Gone, But Never Forgotten

In 1974 I got a phone call that shattered my world…”Hello, is this Tina’s sister?” “yes”. “Well, she’s been in an accident, I think she’s dead.” Then, the silence of a phone caller hanging up.

I will never forget that day or the feeling of panic in my soul.

My sister was special. I know everyone thinks their siblings are special, but she was way above and beyond the normal special. She was exuberant about life. When I was ten and she was seven we got our first horse. I was the horse crazy kid but Tina climbed aboard as if born to ride. The horse bucked me off every day. She knew how to talk to horses and was never airborne. I just didn’t know the language as she did. Her amazing talent blossomed and she became a champion competitor in our area, after a few years was competing at the state level where she became a champion. When at age 18 and 15 we moved to Hawaii she continued her winning ways with the horse we shipped over along with eleven big “Beacon” shipping boxes of trophies that my Mom and Dad were reluctant to part with.

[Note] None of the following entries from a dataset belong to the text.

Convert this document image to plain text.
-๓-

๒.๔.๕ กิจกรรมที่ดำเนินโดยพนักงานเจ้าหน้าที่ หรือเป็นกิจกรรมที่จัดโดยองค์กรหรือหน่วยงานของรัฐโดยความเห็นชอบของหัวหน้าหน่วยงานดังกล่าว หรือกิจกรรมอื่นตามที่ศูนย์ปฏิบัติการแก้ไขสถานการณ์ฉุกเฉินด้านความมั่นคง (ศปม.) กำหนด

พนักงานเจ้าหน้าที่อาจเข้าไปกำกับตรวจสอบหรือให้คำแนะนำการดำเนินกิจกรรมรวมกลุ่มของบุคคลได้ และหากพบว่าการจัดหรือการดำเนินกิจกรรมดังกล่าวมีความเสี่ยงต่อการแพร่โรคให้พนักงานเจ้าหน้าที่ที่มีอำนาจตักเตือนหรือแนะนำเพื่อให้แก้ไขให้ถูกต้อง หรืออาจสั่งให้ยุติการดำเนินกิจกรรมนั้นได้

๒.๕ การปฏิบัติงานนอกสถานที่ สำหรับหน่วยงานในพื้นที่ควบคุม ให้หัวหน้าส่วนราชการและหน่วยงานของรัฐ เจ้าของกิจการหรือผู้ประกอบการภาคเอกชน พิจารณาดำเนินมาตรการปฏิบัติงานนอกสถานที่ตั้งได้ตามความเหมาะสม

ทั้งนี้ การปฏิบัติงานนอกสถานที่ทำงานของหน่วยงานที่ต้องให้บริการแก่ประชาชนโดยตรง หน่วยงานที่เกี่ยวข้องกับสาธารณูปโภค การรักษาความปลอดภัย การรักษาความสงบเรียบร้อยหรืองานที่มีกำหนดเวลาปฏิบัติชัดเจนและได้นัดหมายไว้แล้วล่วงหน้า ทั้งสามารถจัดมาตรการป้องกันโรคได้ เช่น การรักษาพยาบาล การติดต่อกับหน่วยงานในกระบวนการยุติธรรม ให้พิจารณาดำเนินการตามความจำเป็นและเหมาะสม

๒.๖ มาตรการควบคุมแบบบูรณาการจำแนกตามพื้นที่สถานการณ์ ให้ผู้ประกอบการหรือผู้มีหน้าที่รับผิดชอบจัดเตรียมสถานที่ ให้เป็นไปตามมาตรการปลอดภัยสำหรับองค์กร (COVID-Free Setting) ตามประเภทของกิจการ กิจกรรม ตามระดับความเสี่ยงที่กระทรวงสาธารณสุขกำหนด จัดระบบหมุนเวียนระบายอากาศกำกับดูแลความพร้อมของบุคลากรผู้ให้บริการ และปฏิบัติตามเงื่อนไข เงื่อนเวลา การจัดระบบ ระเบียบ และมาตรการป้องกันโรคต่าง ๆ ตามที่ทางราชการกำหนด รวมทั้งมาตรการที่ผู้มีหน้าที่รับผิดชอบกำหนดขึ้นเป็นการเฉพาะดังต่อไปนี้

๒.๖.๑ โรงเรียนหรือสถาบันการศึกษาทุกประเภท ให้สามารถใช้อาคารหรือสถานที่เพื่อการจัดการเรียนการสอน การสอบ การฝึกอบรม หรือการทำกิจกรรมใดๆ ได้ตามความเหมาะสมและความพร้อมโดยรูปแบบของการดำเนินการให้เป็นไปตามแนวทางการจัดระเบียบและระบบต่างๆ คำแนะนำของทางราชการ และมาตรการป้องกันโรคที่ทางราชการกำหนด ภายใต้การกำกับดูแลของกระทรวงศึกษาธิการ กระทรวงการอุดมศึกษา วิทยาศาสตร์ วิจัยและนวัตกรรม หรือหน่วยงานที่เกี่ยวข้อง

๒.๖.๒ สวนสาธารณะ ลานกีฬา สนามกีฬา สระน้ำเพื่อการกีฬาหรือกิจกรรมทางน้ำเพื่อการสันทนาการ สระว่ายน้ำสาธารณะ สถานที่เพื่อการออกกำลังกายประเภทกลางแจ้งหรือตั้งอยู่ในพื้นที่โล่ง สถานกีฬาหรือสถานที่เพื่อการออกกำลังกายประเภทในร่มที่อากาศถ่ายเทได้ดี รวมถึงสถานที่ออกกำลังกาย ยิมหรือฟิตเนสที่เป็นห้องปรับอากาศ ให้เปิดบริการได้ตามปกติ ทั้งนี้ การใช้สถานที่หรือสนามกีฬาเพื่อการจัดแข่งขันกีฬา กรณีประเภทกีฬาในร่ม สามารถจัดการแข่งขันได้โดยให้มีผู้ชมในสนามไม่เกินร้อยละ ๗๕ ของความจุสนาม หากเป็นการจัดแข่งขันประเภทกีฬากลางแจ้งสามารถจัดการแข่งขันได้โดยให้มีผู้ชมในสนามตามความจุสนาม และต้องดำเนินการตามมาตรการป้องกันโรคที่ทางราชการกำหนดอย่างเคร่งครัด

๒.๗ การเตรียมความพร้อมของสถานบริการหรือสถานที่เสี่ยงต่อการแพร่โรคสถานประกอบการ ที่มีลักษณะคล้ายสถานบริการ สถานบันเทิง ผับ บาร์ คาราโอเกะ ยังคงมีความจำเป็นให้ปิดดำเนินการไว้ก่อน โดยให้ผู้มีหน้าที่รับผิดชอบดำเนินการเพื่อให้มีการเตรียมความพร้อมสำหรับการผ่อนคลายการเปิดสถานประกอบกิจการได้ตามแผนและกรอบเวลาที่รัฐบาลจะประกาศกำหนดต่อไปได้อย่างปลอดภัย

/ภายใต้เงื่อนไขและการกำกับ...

Along the way, she moved to Maui and began training horses for the Haku Baldwin Ranch. She loved her job. And, she took up the sport of hang-gliding. She chose the color of her kite to match the colors of Maui…blue for the sky, purple for the proliferation of Jacaranda trees and the green of the leaves. She became adept at this sport as she was in anything she tried–tennis, surfing, riding.

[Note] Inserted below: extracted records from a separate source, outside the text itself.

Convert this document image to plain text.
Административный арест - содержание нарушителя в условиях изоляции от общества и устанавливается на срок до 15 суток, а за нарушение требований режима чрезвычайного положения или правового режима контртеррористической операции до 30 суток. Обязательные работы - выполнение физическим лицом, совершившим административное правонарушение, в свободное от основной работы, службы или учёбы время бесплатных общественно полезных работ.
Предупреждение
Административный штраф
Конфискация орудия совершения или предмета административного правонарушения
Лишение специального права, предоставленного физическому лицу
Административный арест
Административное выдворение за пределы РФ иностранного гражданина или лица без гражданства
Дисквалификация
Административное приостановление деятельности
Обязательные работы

What happened that day I’ll never know nor do I think I ever want to know the details. Maybe it was a rogue wind, maybe a failure of equipment or maybe just really bad luck. But, I lost her.

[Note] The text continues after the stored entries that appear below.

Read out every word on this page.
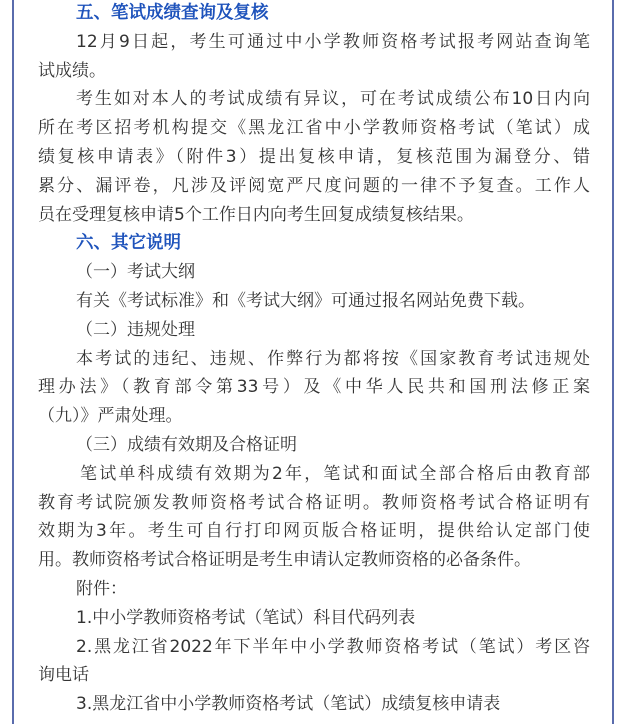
五、笔试成绩查询及复核
12月9日起，考生可通过中小学教师资格考试报考网站查询笔
试成绩。
考生如对本人的考试成绩有异议，可在考试成绩公布10日内向
所在考区招考机构提交《黑龙江省中小学教师资格考试（笔试）成
绩复核申请表》（附件3）提出复核申请，复核范围为漏登分、错
累分、漏评卷，凡涉及评阅宽严尺度问题的一律不予复查。工作人
员在受理复核申请5个工作日内向考生回复成绩复核结果。
六、其它说明
（一）考试大纲
有关《考试标准》和《考试大纲》可通过报名网站免费下载。
（二）违规处理
本考试的违纪、违规、作弊行为都将按《国家教育考试违规处
理办法》（教育部令第33号）及《中华人民共和国刑法修正案
（九）》严肃处理。
（三）成绩有效期及合格证明
笔试单科成绩有效期为2年，笔试和面试全部合格后由教育部
教育考试院颁发教师资格考试合格证明。教师资格考试合格证明有
效期为3年。考生可自行打印网页版合格证明，提供给认定部门使
用。教师资格考试合格证明是考生申请认定教师资格的必备条件。
附件：
1.中小学教师资格考试（笔试）科目代码列表
2.黑龙江省2022年下半年中小学教师资格考试（笔试）考区咨
询电话
3.黑龙江省中小学教师资格考试（笔试）成绩复核申请表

A few months later, I moved to the big island of Hawai’i. Now, after 38 years, I am back on Maui and I see my sister everywhere. When I drive to hula I pass the Haku Baldwin Training Center. Jacaranda trees are everywhere–purple and green against the blue sky. I went picnicking to Polipoli Park on the high side of Haleakala and passed the flight initiation platform for the hang-gliding enthusiasts and where we scattered my sister’s ashes. I see her in the horses that live down the street. It has been 39 years since her passing and it still feels like yesterday. I know that time heals and the wounds of my loss have scarred over, but time hasn’t diminished the feelings of love, pride, and the joy of sharing my life with her.